この「?」の箇所に入るものが何か、が問題になります。ドイツZDF・テレビ映像「フクシマのうそ」を題材としたのは、たとえば「原子力むら」のような集合体を形成するのは、人間集団をある「かたち」へと導くカント的な「メカニック」な力である、と考えたのです。

 東電を中心とした政界、官界、学者界、マスコミ界は、一つの共同利益体として、「原子力むら」なるネットワークを形成しています。そこには見えない力が働いており、組み込まれた人たちを特有の思考・行動様式で縛り、その「むら」の外の人間たちにさまざまな影響を与えています。「むら」の構成員は、意図して「むら」を作っているわけではありません。しかし、意図しない見えない力によって、特有の行動様式、たとえば「事故の隠ぺい」や「書類の改ざん」あるいは、「むら」の利益に立ち向かおうとする人間や組織に対して、ときに「復讐」とも思われる痛烈な一撃を加える、といった、行為を取ることになるのです。

 ドイツZDF・テレビ映像「フクシマのうそ」を見ていると、「むら」の発するこの見えない力が、恐ろしいほどの影響を社会に与えていることがよくわかります。まだご存知のない方は、是非この映像を見ていただきたいと思います。少なくとも、この「むら」を作り上げる要素の一つは「経済合理性」あるいは「経済優先性」であることも、このテレビ映像は教えてくれています。

 日本社会にはびこる「さもしさ」も、実は「原子力むら」と本質的には変わらない、人間集団に働くメカニックな力のなせる技なのです。メカニックな力に対抗するために私たちが開拓しなければならないのが、テクニックの技です。
 
 どのようなテクニックの技が、日本社会を覆っている無数のメカニックな力に対抗できるのか、この講座で少しづつ明らかにしていきたいと思います。

予定したテーマ
いかなる技巧・技法が、私たちを「さもしさ」から解放してくれるだろうか。自然の技巧から私たちは何かを学ぶことができるか。

自然の技巧と判断力の技巧
「…それにもかかわらず私は、自然的所産の形式を目的と見なし、かかる形式に関しては自然の原因性を自然の原因性を自然の技巧と名づけてよいと思うのである。すると自然の技巧は、自然の機械的原理に対立することになる…するとここでまず問題になるのが、自然の技巧はどのようにして自然的所産において[内的に]知覚され得るか、ということである。…それだから判断力は、本来技巧的なものである、また、自然は、判断力のかかる手続きと一致しまたこの手続きを必然的たらしめる限りにおいてのみ、技巧的なものと見なされるのである」(カント『判断力批判(下)』岩波文庫p.270)
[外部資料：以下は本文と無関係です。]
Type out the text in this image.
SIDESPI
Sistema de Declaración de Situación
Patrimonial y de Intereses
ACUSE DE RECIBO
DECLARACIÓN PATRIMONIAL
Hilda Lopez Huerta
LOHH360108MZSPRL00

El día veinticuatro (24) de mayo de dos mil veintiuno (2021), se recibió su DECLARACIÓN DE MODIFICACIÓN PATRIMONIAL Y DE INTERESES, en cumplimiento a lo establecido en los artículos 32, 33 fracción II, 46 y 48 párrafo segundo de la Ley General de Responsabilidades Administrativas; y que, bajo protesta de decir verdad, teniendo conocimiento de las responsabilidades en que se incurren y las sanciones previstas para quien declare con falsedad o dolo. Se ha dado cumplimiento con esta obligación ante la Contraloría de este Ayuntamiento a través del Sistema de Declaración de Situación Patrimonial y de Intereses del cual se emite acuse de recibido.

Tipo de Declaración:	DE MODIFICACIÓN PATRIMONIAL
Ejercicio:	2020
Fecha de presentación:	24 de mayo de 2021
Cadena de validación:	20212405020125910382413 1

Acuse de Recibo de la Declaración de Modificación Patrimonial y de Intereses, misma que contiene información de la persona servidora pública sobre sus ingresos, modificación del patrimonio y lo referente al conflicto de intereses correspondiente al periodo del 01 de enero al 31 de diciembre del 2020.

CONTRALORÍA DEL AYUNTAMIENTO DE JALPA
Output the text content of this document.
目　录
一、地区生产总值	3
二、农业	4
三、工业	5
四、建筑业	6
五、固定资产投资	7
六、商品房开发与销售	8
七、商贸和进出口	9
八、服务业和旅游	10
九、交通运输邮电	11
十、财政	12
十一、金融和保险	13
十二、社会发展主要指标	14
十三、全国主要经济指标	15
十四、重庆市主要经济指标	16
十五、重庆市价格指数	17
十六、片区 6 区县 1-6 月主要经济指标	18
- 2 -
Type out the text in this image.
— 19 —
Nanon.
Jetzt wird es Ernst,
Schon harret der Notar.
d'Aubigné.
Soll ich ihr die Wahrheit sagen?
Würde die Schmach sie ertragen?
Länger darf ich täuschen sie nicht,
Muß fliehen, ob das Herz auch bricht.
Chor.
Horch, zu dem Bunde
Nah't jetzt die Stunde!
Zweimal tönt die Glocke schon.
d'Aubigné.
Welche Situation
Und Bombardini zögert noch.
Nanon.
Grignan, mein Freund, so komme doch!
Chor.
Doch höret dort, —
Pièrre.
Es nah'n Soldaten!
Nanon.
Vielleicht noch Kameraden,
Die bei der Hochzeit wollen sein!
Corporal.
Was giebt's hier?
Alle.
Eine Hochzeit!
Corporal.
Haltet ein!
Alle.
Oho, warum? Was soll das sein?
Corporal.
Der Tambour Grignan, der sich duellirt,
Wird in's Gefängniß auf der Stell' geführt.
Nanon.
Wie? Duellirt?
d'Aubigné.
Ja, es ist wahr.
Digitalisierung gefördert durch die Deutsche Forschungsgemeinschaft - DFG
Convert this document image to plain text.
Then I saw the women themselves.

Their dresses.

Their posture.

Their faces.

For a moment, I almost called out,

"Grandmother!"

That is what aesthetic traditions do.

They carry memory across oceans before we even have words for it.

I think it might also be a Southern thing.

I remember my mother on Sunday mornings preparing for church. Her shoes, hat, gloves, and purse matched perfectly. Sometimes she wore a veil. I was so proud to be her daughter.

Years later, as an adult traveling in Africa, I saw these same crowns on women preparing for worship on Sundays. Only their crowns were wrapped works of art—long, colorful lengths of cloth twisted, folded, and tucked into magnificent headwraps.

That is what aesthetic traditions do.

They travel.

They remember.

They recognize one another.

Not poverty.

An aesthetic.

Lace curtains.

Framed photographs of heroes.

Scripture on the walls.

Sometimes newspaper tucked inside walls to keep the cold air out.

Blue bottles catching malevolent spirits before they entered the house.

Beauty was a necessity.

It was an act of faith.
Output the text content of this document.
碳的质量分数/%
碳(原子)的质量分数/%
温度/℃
★サブ・テクスト:ドイツZDF・テレビ映像「フクシマのうそ」
http://www.youtube.com/watch?v=8MZKxWLruZQ

 「さもしい」とは、誰も見ていなければ、本来ならすべきでないことを知りながら、「お得」の感情に誘導されて「やましさ」が隠蔽され、平気でその行為をしてしまうことである。肥大化した消費社会のなかで、人は個人性を失ったひとつの「大衆」と化している。安さを売り物のコンビニ弁当が、何万トンと捨てられ、安さの維持が発展途上国の搾取によって成り立っていることを、私たちは知りながら実質的に「ほうかむり」し、購買行動に変化は起きない。なぜなら、私たちには「見られている」という感覚がないからである。
 一時期、そこここの家の壁や塀に「見ています」と書かれた目玉マークが必ず見られた。ゴミの捨て場からトイレの便器の前に至るまで、人々の行動をいわば監視するこの「張り紙」は、見ていなければエチケットに反することでも平気でしてしまう「大衆」(つまり我々自身)の心(良心)に働きかけて、不埒な行為を抑制することが狙いだった。
 東電がこれまで料金体系から天下り人事に至るまで思うままにやってこられたのも、実は「誰も見ていない」という感覚が成せる技だったに違いない。それがいつのまにか、見せるべきこと(数々の原発内事故)も見せないような体質へと変貌して行き、東電内さらには「原子力むら」とまで言われる広範囲な領域において、「隠蔽の技巧」が発達し、蔓延していったのである。
私たちの「生活世界」は、電気料金を払う、コンビニ弁当を買う、といった経済行為から総裁選や国政選挙での投票といった政治行為に到るまで、すべての行動が、世界や日本のシステムと密接に結びついている。どの日常行動も個人としては「極めて微小」な効果しかもたないにもかかわらず、巨大な力となってシステムの「アウトプット」に影響を与え、与え得ることである。
 スーパーの安売り商品に「二酸化炭素が○○グラム消費されて、地球の温暖化が早まります」「発展途上国で、2年に一人の子供が飢え死にすることに手を貸すことになります」といった用紙が貼られたとしよう。それを手に取ろうとしながら、一瞬でもあたりの人を気にするような振る舞いが見られるならば、その瞬間、私たちは自分の「さもしさ」に気づいているのだ。さて、あなたはそのような時どうするだろうか。